Sistem RT (Rukun Tetangga): Jejak Tonarigumi di Indonesia

    Salah satu warisan paling mencolok dari masa penjajahan Jepang adalah sistem RT atau Rukun Tetangga. Tonarigumi diperkenalkan oleh Perdana Menteri Fumimaro Konoe pada 1940 dan mulai diperkenalkan di Indonesia, khususnya Pulau Jawa, pada 1944. Selama Jepang menduduki Indonesia, mereka ingin pengaruhnya tersebar hingga sampai ke lapisan paling bawah. Setelah Jepang membubarkan 3A dan Putera, dibentuklah Jawa Hokokai pada 1944.  

    Di dalam Jawa Hokokai ada kelompok yang membantu Jepang sebagai mata-mata asing, yang disebut Tonarigumi. Baca juga: Perbedaan Jawa Hokokai dan Putera Ada lima hingga 10 kelompok rumah tangga dalam Tonarigumi. Jumlah yang sedikit ini mempermudah Ketua Tonarigumi atau Kumico (Pak RT), untuk mengenali warganya dan mengidentifikasi warga asing.

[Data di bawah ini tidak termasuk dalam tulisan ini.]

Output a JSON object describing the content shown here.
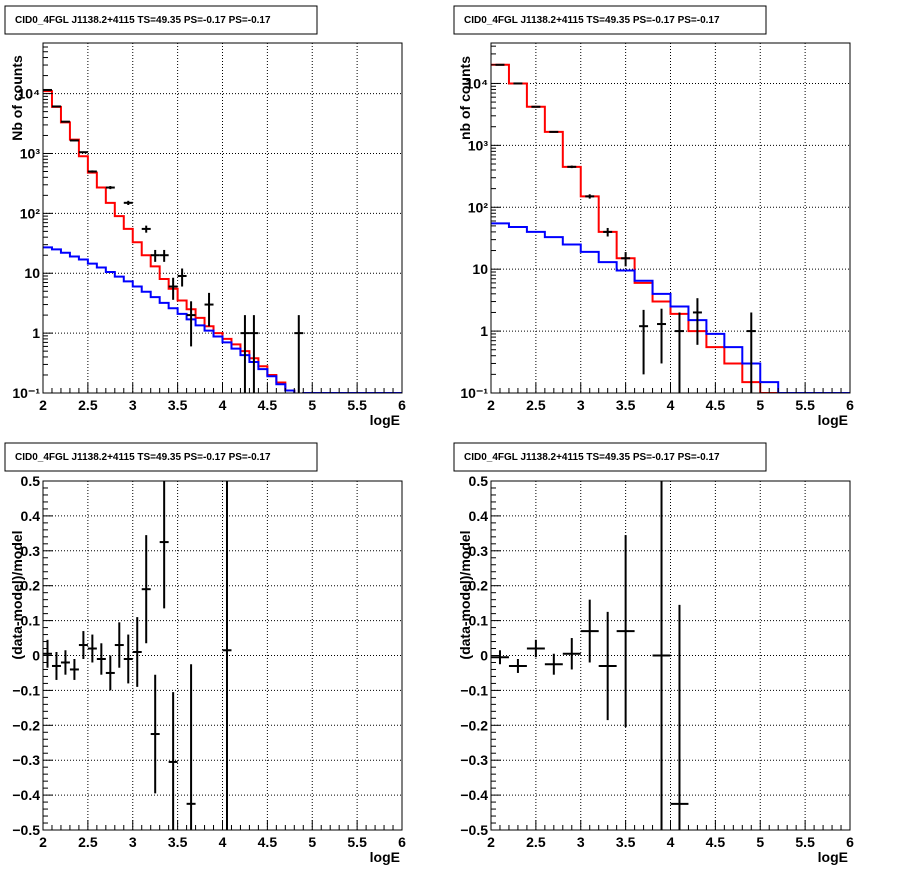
{
  "chart_data": [
    {
      "id": "counts-left",
      "type": "histogram",
      "title": "CID0_4FGL J1138.2+4115 TS=49.35 PS=-0.17 PS=-0.17",
      "xlabel": "logE",
      "ylabel": "Nb of counts",
      "xlim": [
        2,
        6
      ],
      "ylim": [
        0.1,
        70000
      ],
      "yscale": "log",
      "grid": true,
      "xticks": [
        2,
        2.5,
        3,
        3.5,
        4,
        4.5,
        5,
        5.5,
        6
      ],
      "xtick_labels": [
        "2",
        "2.5",
        "3",
        "3.5",
        "4",
        "4.5",
        "5",
        "5.5",
        "6"
      ],
      "yticks": [
        0.1,
        1,
        10,
        100,
        1000,
        10000
      ],
      "ytick_labels": [
        "10⁻¹",
        "1",
        "10",
        "10²",
        "10³",
        "10⁴"
      ],
      "bin_edges": [
        2.0,
        2.1,
        2.2,
        2.3,
        2.4,
        2.5,
        2.6,
        2.7,
        2.8,
        2.9,
        3.0,
        3.1,
        3.2,
        3.3,
        3.4,
        3.5,
        3.6,
        3.7,
        3.8,
        3.9,
        4.0,
        4.1,
        4.2,
        4.3,
        4.4,
        4.5,
        4.6,
        4.7,
        4.8,
        4.9,
        5.0,
        5.1,
        5.2,
        5.3,
        5.4,
        5.5,
        5.6,
        5.7,
        5.8,
        5.9,
        6.0
      ],
      "series": [
        {
          "kind": "step",
          "color": "#ff0000",
          "values": [
            11000,
            6000,
            3300,
            1700,
            900,
            480,
            270,
            150,
            90,
            55,
            33,
            20,
            13,
            8,
            5.5,
            3.5,
            2.5,
            1.8,
            1.3,
            1.0,
            0.8,
            0.65,
            0.5,
            0.38,
            0.28,
            0.2,
            0.15,
            0.11,
            0.09,
            0.1,
            0.1,
            0.1,
            0.1,
            0.1,
            0.1,
            0.1,
            0.1,
            0.1,
            0.1,
            0.1
          ]
        },
        {
          "kind": "step",
          "color": "#0000ff",
          "values": [
            27,
            25,
            22,
            19,
            17,
            14.5,
            12.5,
            10.5,
            8.8,
            7.3,
            6.0,
            4.9,
            4.0,
            3.2,
            2.6,
            2.1,
            1.7,
            1.35,
            1.1,
            0.88,
            0.7,
            0.55,
            0.43,
            0.33,
            0.25,
            0.19,
            0.14,
            0.11,
            0.09,
            0.1,
            0.1,
            0.1,
            0.1,
            0.1,
            0.1,
            0.1,
            0.1,
            0.1,
            0.1,
            0.1
          ]
        },
        {
          "kind": "points",
          "color": "#000000",
          "x": [
            2.05,
            2.15,
            2.25,
            2.35,
            2.45,
            2.55,
            2.75,
            2.95,
            3.15,
            3.25,
            3.35,
            3.45,
            3.55,
            3.65,
            3.85,
            4.25,
            4.35,
            4.85
          ],
          "y": [
            11500,
            6100,
            3400,
            1650,
            1050,
            500,
            270,
            150,
            55,
            20,
            20,
            6,
            9,
            2,
            3,
            1,
            1,
            1
          ],
          "yerr": [
            107,
            78,
            58,
            41,
            32,
            22,
            16,
            12,
            7.4,
            4.5,
            4.5,
            2.4,
            3,
            1.4,
            1.7,
            1,
            1,
            1
          ]
        }
      ]
    },
    {
      "id": "counts-right",
      "type": "histogram",
      "title": "CID0_4FGL J1138.2+4115 TS=49.35 PS=-0.17 PS=-0.17",
      "xlabel": "logE",
      "ylabel": "nb of counts",
      "xlim": [
        2,
        6
      ],
      "ylim": [
        0.1,
        45000
      ],
      "yscale": "log",
      "grid": true,
      "xticks": [
        2,
        2.5,
        3,
        3.5,
        4,
        4.5,
        5,
        5.5,
        6
      ],
      "xtick_labels": [
        "2",
        "2.5",
        "3",
        "3.5",
        "4",
        "4.5",
        "5",
        "5.5",
        "6"
      ],
      "yticks": [
        0.1,
        1,
        10,
        100,
        1000,
        10000
      ],
      "ytick_labels": [
        "10⁻¹",
        "1",
        "10",
        "10²",
        "10³",
        "10⁴"
      ],
      "bin_edges": [
        2.0,
        2.2,
        2.4,
        2.6,
        2.8,
        3.0,
        3.2,
        3.4,
        3.6,
        3.8,
        4.0,
        4.2,
        4.4,
        4.6,
        4.8,
        5.0,
        5.2,
        5.4,
        5.6,
        5.8,
        6.0
      ],
      "series": [
        {
          "kind": "step",
          "color": "#ff0000",
          "values": [
            20000,
            10000,
            4200,
            1650,
            450,
            150,
            40,
            15,
            6,
            3,
            1.9,
            1.0,
            0.55,
            0.3,
            0.15,
            0.1,
            0.1,
            0.1,
            0.1,
            0.1
          ]
        },
        {
          "kind": "step",
          "color": "#0000ff",
          "values": [
            55,
            48,
            40,
            33,
            25,
            19,
            13,
            9.5,
            6.5,
            4,
            2.5,
            1.5,
            0.9,
            0.55,
            0.3,
            0.15,
            0.1,
            0.1,
            0.1,
            0.1
          ]
        },
        {
          "kind": "points",
          "color": "#000000",
          "x": [
            2.1,
            2.3,
            2.5,
            2.7,
            2.9,
            3.1,
            3.3,
            3.5,
            3.7,
            3.9,
            4.1,
            4.3,
            4.9
          ],
          "y": [
            20000,
            10000,
            4200,
            1650,
            450,
            150,
            40,
            15,
            1.2,
            1.3,
            1,
            2,
            1
          ],
          "yerr": [
            141,
            100,
            65,
            41,
            21,
            12,
            6.3,
            3.9,
            1,
            1,
            1,
            1.4,
            1
          ]
        }
      ]
    },
    {
      "id": "residual-left",
      "type": "scatter",
      "title": "CID0_4FGL J1138.2+4115 TS=49.35 PS=-0.17 PS=-0.17",
      "xlabel": "logE",
      "ylabel": "(data-model)/model",
      "xlim": [
        2,
        6
      ],
      "ylim": [
        -0.5,
        0.5
      ],
      "grid": true,
      "xticks": [
        2,
        2.5,
        3,
        3.5,
        4,
        4.5,
        5,
        5.5,
        6
      ],
      "xtick_labels": [
        "2",
        "2.5",
        "3",
        "3.5",
        "4",
        "4.5",
        "5",
        "5.5",
        "6"
      ],
      "yticks": [
        -0.5,
        -0.4,
        -0.3,
        -0.2,
        -0.1,
        0,
        0.1,
        0.2,
        0.3,
        0.4,
        0.5
      ],
      "ytick_labels": [
        "−0.5",
        "−0.4",
        "−0.3",
        "−0.2",
        "−0.1",
        "0",
        "0.1",
        "0.2",
        "0.3",
        "0.4",
        "0.5"
      ],
      "series": [
        {
          "kind": "points",
          "color": "#000000",
          "x": [
            2.05,
            2.15,
            2.25,
            2.35,
            2.45,
            2.55,
            2.65,
            2.75,
            2.85,
            2.95,
            3.05,
            3.15,
            3.25,
            3.35,
            3.45,
            3.65,
            4.05
          ],
          "y": [
            0.005,
            -0.03,
            -0.02,
            -0.04,
            0.03,
            0.02,
            -0.01,
            -0.05,
            0.03,
            -0.01,
            0.01,
            0.19,
            -0.225,
            0.325,
            -0.305,
            -0.425,
            0.015
          ],
          "yerr": [
            0.04,
            0.04,
            0.035,
            0.03,
            0.04,
            0.04,
            0.045,
            0.05,
            0.065,
            0.07,
            0.1,
            0.155,
            0.17,
            0.19,
            0.2,
            0.4,
            0.7
          ],
          "xerr": 0.05
        }
      ]
    },
    {
      "id": "residual-right",
      "type": "scatter",
      "title": "CID0_4FGL J1138.2+4115 TS=49.35 PS=-0.17 PS=-0.17",
      "xlabel": "logE",
      "ylabel": "(data-model)/model",
      "xlim": [
        2,
        6
      ],
      "ylim": [
        -0.5,
        0.5
      ],
      "grid": true,
      "xticks": [
        2,
        2.5,
        3,
        3.5,
        4,
        4.5,
        5,
        5.5,
        6
      ],
      "xtick_labels": [
        "2",
        "2.5",
        "3",
        "3.5",
        "4",
        "4.5",
        "5",
        "5.5",
        "6"
      ],
      "yticks": [
        -0.5,
        -0.4,
        -0.3,
        -0.2,
        -0.1,
        0,
        0.1,
        0.2,
        0.3,
        0.4,
        0.5
      ],
      "ytick_labels": [
        "−0.5",
        "−0.4",
        "−0.3",
        "−0.2",
        "−0.1",
        "0",
        "0.1",
        "0.2",
        "0.3",
        "0.4",
        "0.5"
      ],
      "series": [
        {
          "kind": "points",
          "color": "#000000",
          "x": [
            2.1,
            2.3,
            2.5,
            2.7,
            2.9,
            3.1,
            3.3,
            3.5,
            3.9,
            4.1
          ],
          "y": [
            -0.005,
            -0.03,
            0.02,
            -0.025,
            0.005,
            0.07,
            -0.03,
            0.07,
            0,
            -0.425
          ],
          "yerr": [
            0.02,
            0.02,
            0.025,
            0.03,
            0.045,
            0.09,
            0.155,
            0.275,
            0.6,
            0.57
          ],
          "xerr": 0.1
        }
      ]
    }
  ]
}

    Sistem Tonarigumi yang diterapkan pada masa pendudukan Jepang di Indonesia bertujuan untuk memperketat kontrol serta pengawasan tentara Jepang terhadap masyarakat Indonesia. Selain itu, Tonarigumi juga mempermudah Kekaisaran Jepang untuk mengontrol warga serta memobilisasi sumber daya alam atau manusia demi kepentingan mereka dan memperkuat komunikasi antara pemerintahan Jepang dengan orang Jepang sendiri atau warga desa.

    Setelah Jepang kalah dalam Perang Dunia II, sistem Tonarigumi dihapuskan pada 1947. Walaupun Tonarigumi sudah resmi dihapus, sistem ini masih berjalan di Indonesia. Pembentukan Tonarigumi pada masa Jepang diadaptasi bangsa Indonesia menjadi Rukun Tetangga (RT). Rukun Tetangga tidak lagi digunakan untuk pelatihan militer, tetapi lebih condong ke kegiatan administrasi seperti pembuatan kartu identitas, mengurus kependudukan, pembuatan surat pernyataan, dan sejenisnya.

Pengaruh Bahasa dan Budaya

    Meskipun masa penjajahan Jepang hanya berlangsung singkat, pengaruh bahasa dan budaya Jepang tetap hidup dalam kehidupan sehari-hari. Beberapa kata dalam bahasa Indonesia berasal dari bahasa Jepang, menciptakan perpaduan harmonis dalam penggunaan sehari-hari. Selain itu, pengaruh budaya Jepang dapat dilihat dalam seni tradisional, bela diri, dan nilai-nilai estetika yang masih bertahan hingga saat ini.

    Beberapa kata dalam bahasa Indonesia berasal dari bahasa Jepang yang dipinjam selama masa pendudukan, seperti "guru" (gurū) untuk mengajar dan "sepatu" (kutsu) untuk sepatu.
Pengaruh budaya Jepang juga dapat ditemukan dalam beberapa tradisi, seni bela diri, dan aspek kehidupan sehari-hari.

Infrastruktur Fisik

    Pemerintah Jepang pada masa itu turut membangun dan merenovasi infrastruktur fisik di Indonesia. Jembatan dan jalan raya yang dibangun selama penjajahan Jepang masih berdiri kokoh, menghubungkan masa lalu dengan masa kini. Infrastruktur ini tidak hanya melayani sebagai sarana transportasi, tetapi juga sebagai saksi bisu perjalanan sejarah.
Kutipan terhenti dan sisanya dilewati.